封氏名人 :封敖,字硕夫,其先渤海蓨人。

    中华封氏网 2010年3月23日 封来纯


旧唐书 卷一百六十八 列传第一百一十八



封敖

封敖,字硕夫,其先渤海蓨人。祖希奭,父谅,官卑。敖,元和十年登进士第。累辟诸侯府,大和中,入朝为右拾遗。会唱初,以员外郎知制诰,召入翰林为学士,拜中书舍人。 敖构思敏速,语近而理胜,不务奇涩,武宗深重之。尝草赐阵伤边将诏,警句云:“伤居尔体,痛在朕躬。”帝览而喜之,赐之宫锦。李德裕在相位,定策破回鹘,诛刘稹,议兵之际,同列或有不可之言,唯德裕酬计指画,竟立奇功,武宗赏之,封卫国公,守太尉。其制语有“遏横议于风波,定奇谋于掌握。逆稹盗兵,壶关昼锁,造膝嘉话,开怀静思,意皆我同,言不他惑。”制出,敖往庆之,徳裕口诵此数句,抚敖曰:“陆生有言,所恨文不迨意,如卿此语,秉笔者不易挫言。”座中解其所赐玉带以遗敖。深礼重之。 然敖不持士范,人重其才而轻其所为,徳裕不能大用之。徳裕罢相,敖亦罢内职。宣宗即位,迁礼部侍郎。大中二年,典贡部,多擢文士。转吏部侍郎、渤海男、食邑七百户。 四年,出为兴元尹、御史大夫、山南西道节度使,历左骑常侍。十一年,拜太常卿、出为菑青节度使,入为户部尚书,卒。 子彦卿、望卿,从子特卿,皆进士及第,咸通后,历位清显。 史臣曰:润色之能,封无与让,寿考垂庆,儒何负哉。又赞曰:禁垣擅美,渤海凌云。

卷一百零四 列传第五十四

封常清

封常清,蒲州猗氏人也。外祖犯罪流安西效力,守胡城南门,颇读书,每坐常清于城门楼上,教其读书,多所历览。外祖死,常清孤贫,年三十余,属夫蒙灵察为四镇节度使,将军高仙芝为都知兵马使,颇有才能,每出军,奏傔从三十余人,衣服鲜明。常清慨然发愤,投牒预一傔。常清细瘦目颣,脚短而跛,仙芝见其貌寝,不纳。明日又投牒,仙芝谓曰:“吾奏傔已足,何烦复来!”常清怒,倨谓仙芝曰:“常清慕公高义,愿事鞭辔,所以无媒而前,何见拒之深乎?公若方圆取人,则士大夫所望;若以貌取人,恐失之子羽矣!”仙芝犹未纳。常清自尔候仙芝出入,晨夕不离其门,凡数十日,仙芝不得已,补为傔。
开元末,会达奚部落叛,自黑山北向,西取碎叶,玄宗敕灵察邀击之。灵察使仙芝以二十骑自副城向北至绫岭下,遇贼击之。达奚行远,人马皆疲,斩杀略尽。常清于幕中潜作捷书,具言次舍井泉,遇贼形势,克获谋略,事颇精审。仙芝所欲言,无不周悉,仙芝大骇异之。仙芝军回,灵察赏劳,仙芝去奴袜带刀见。判官刘眺、独孤俊等逆问之曰:“前者捷书,谁之所作?副大使幕下何得有如此人?”仙芝曰:“即仙芝傔人封常清也。”眺等揖仙芝,命常清进坐,与语如旧相识,众人方异之,以破达奚功,授迭州地下戍主,便以为判官,累以军功授镇将、果毅、折冲。

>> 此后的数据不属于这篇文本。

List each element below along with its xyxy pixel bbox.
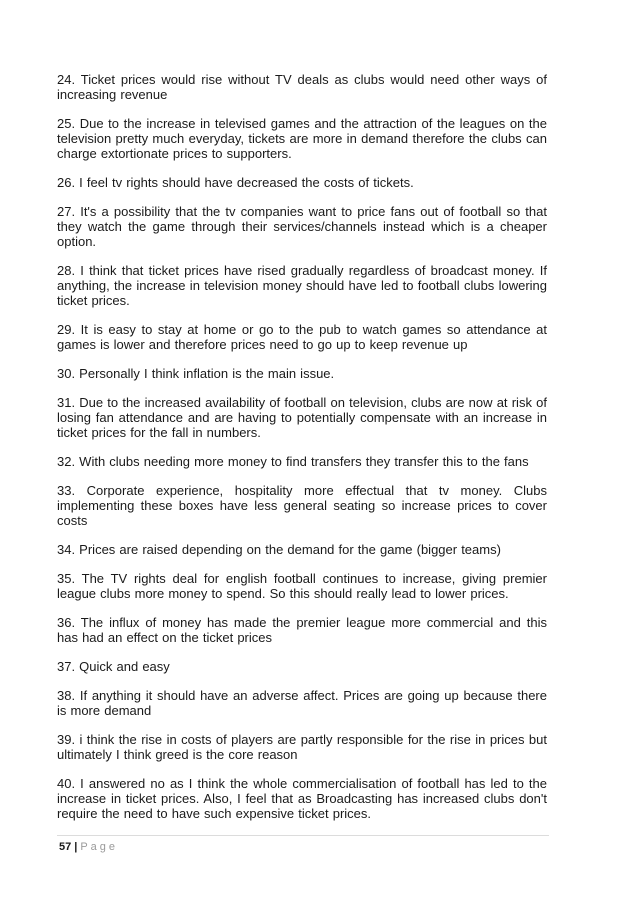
response-26: 26. I feel tv rights should have decreased the costs of tickets. [57,175,414,190]
response-36: 36. The influx of money has made the premier league more commercial and this has had an effect on the ticket prices [57,615,547,645]
footer-separator: | [74,841,78,853]
page-number: 57 [59,841,72,853]
response-list [57,72,547,835]
response-40: 40. I answered no as I think the whole commercialisation of football has led to the increase in ticket prices. Also, I feel that as Broadcasting has increased clubs don't require the need to have such expensive ticket prices. [57,776,547,821]
response-33: 33. Corporate experience, hospitality more effectual that tv money. Clubs implementing these boxes have less general seating so increase prices to cover costs [57,483,547,528]
response-37: 37. Quick and easy [57,659,170,674]
page-footer [59,840,118,854]
page-label: Page [80,841,119,853]
response-34: 34. Prices are raised depending on the demand for the game (bigger teams) [57,542,501,557]
response-27: 27. It's a possibility that the tv companies want to price fans out of football so that they watch the game through their services/channels instead which is a cheaper option. [57,204,547,249]
response-31: 31. Due to the increased availability of football on television, clubs are now at risk of losing fan attendance and are having to potentially compensate with an increase in ticket prices for the fall in numbers. [57,395,547,440]
response-32: 32. With clubs needing more money to find transfers they transfer this to the fans [57,454,529,469]
response-38: 38. If anything it should have an adverse affect. Prices are going up because there is more demand [57,688,547,718]
footer-divider [57,835,549,836]
response-24: 24. Ticket prices would rise without TV deals as clubs would need other ways of increasing revenue [57,72,547,102]
response-39: 39. i think the rise in costs of players are partly responsible for the rise in prices but ultimately I think greed is the core reason [57,732,547,762]
response-35: 35. The TV rights deal for english football continues to increase, giving premier league clubs more money to spend. So this should really lead to lower prices. [57,571,547,601]
response-28: 28. I think that ticket prices have rised gradually regardless of broadcast money. If anything, the increase in television money should have led to football clubs lowering ticket prices. [57,263,547,308]
response-29: 29. It is easy to stay at home or go to the pub to watch games so attendance at games is lower and therefore prices need to go up to keep revenue up [57,322,547,352]
response-30: 30. Personally I think inflation is the main issue. [57,366,335,381]
response-25: 25. Due to the increase in televised games and the attraction of the leagues on the television pretty much everyday, tickets are more in demand therefore the clubs can charge extortionate prices to supporters. [57,116,547,161]
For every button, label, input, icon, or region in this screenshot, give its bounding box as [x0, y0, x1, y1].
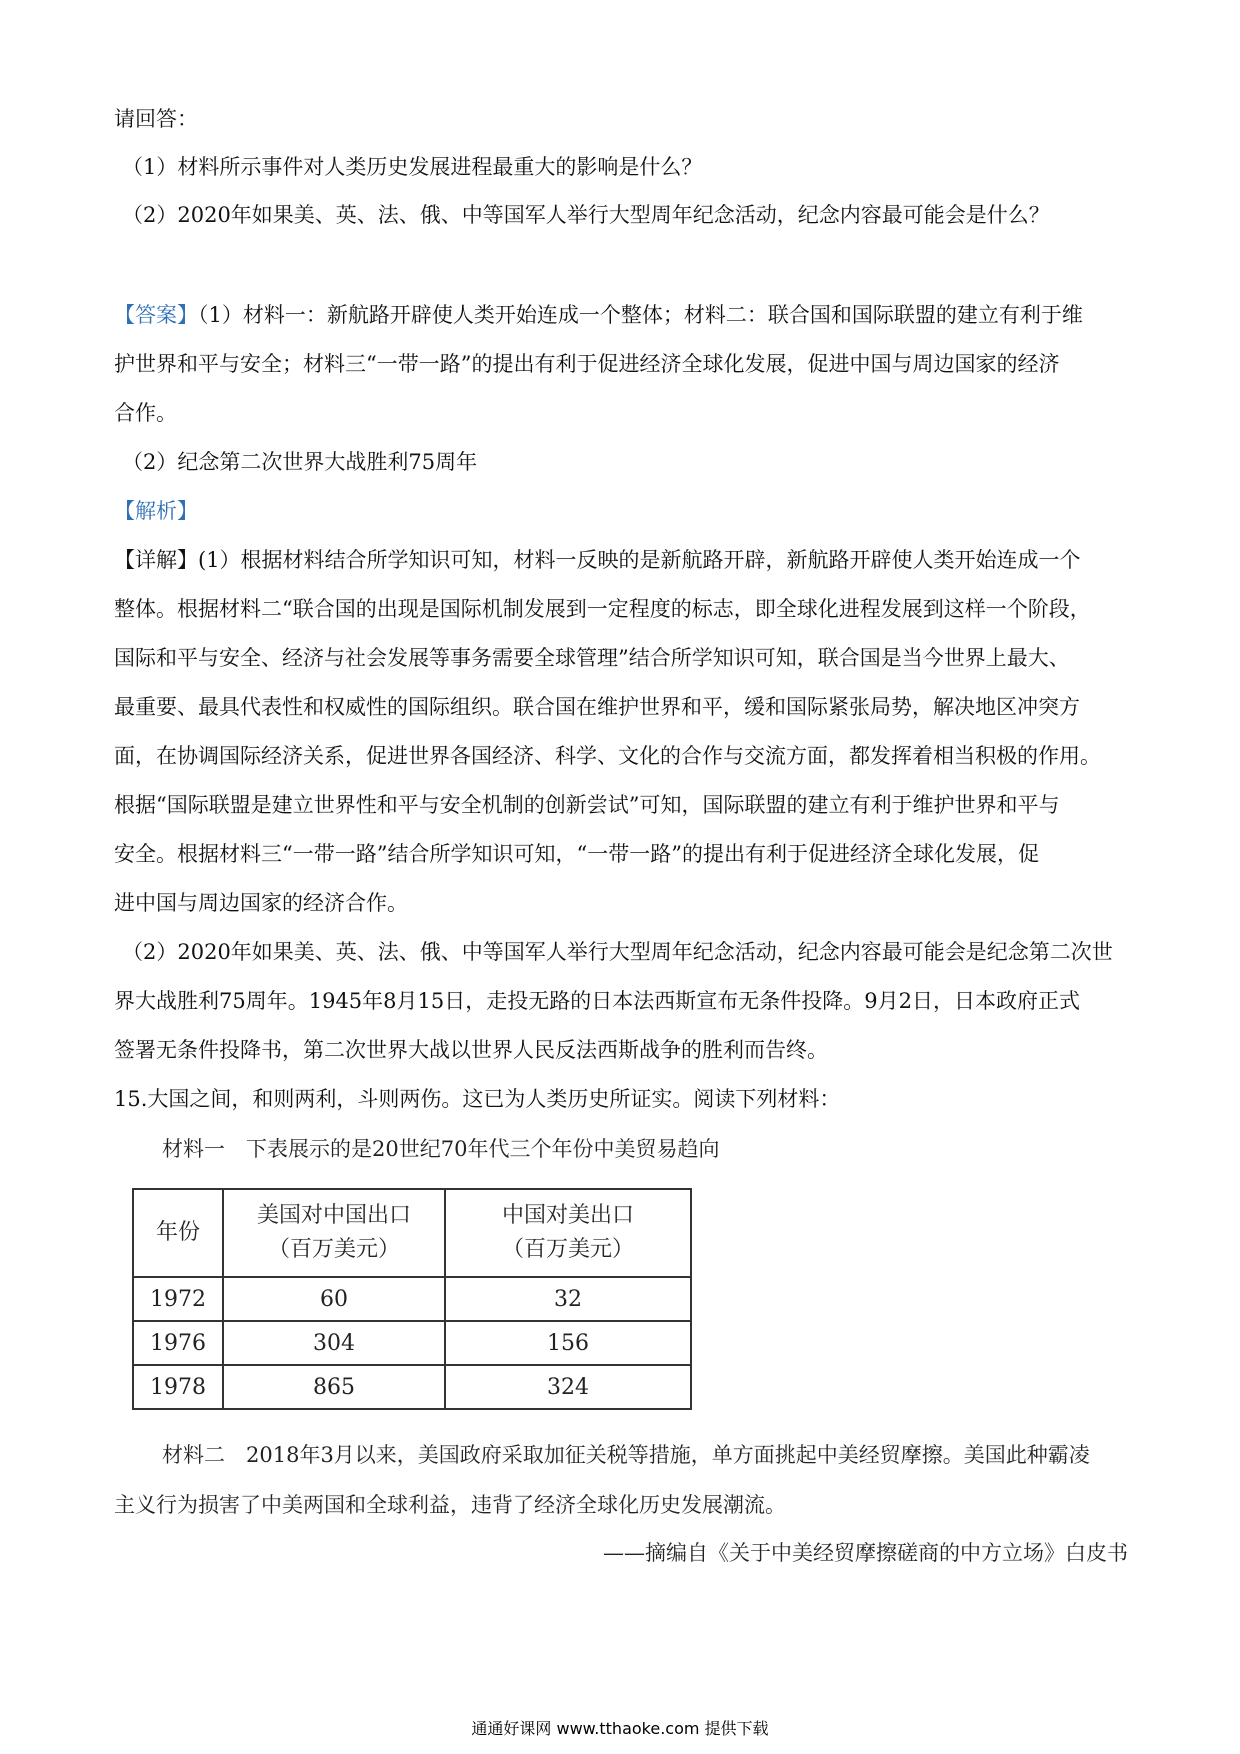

天宝六年,从仙芝破小勃律。十二月,仙芝代夫蒙灵察为安西节度使,便奏常清为庆王府录事参军,充节度判官,赐紫金鱼袋。寻加朝散大夫,专知四镇仓库、屯田、甲仗、支度、营田事。仙芝每出征讨,常令常清知留后事。常清有才学,果决。知留后时,仙芝乳母子郑德诠已为郎将,德诠母在宅内,仙芝视之如兄弟,家事皆令知之,威望动三军。常清出回,诸将皆引前,德诠见常清出其门,素易之,自后走马突常清而去。常清至使院,命左右密引至,厅连节度使宅院,凡经数重门,德诠既过,命随后闭之。德诠至,常清离席谓之曰:“常清起自细微,预中丞兵马使傔,中丞再不纳,郎将岂不知乎?今中丞过听,以常清为留后使,郎将何得无礼,对中使相凌!”因斥之曰:“郎将须暂死以肃军容。”因领勒回,杖六十,面仆地,曳出。仙芝妻及乳母于门外号哭救之,不得,因以其状上仙芝。仙芝览之,惊曰:“已死矣!”及见常清,遂无一言,常清亦不之谢。诸大将有罪者,击杀二人,于是军中股慄。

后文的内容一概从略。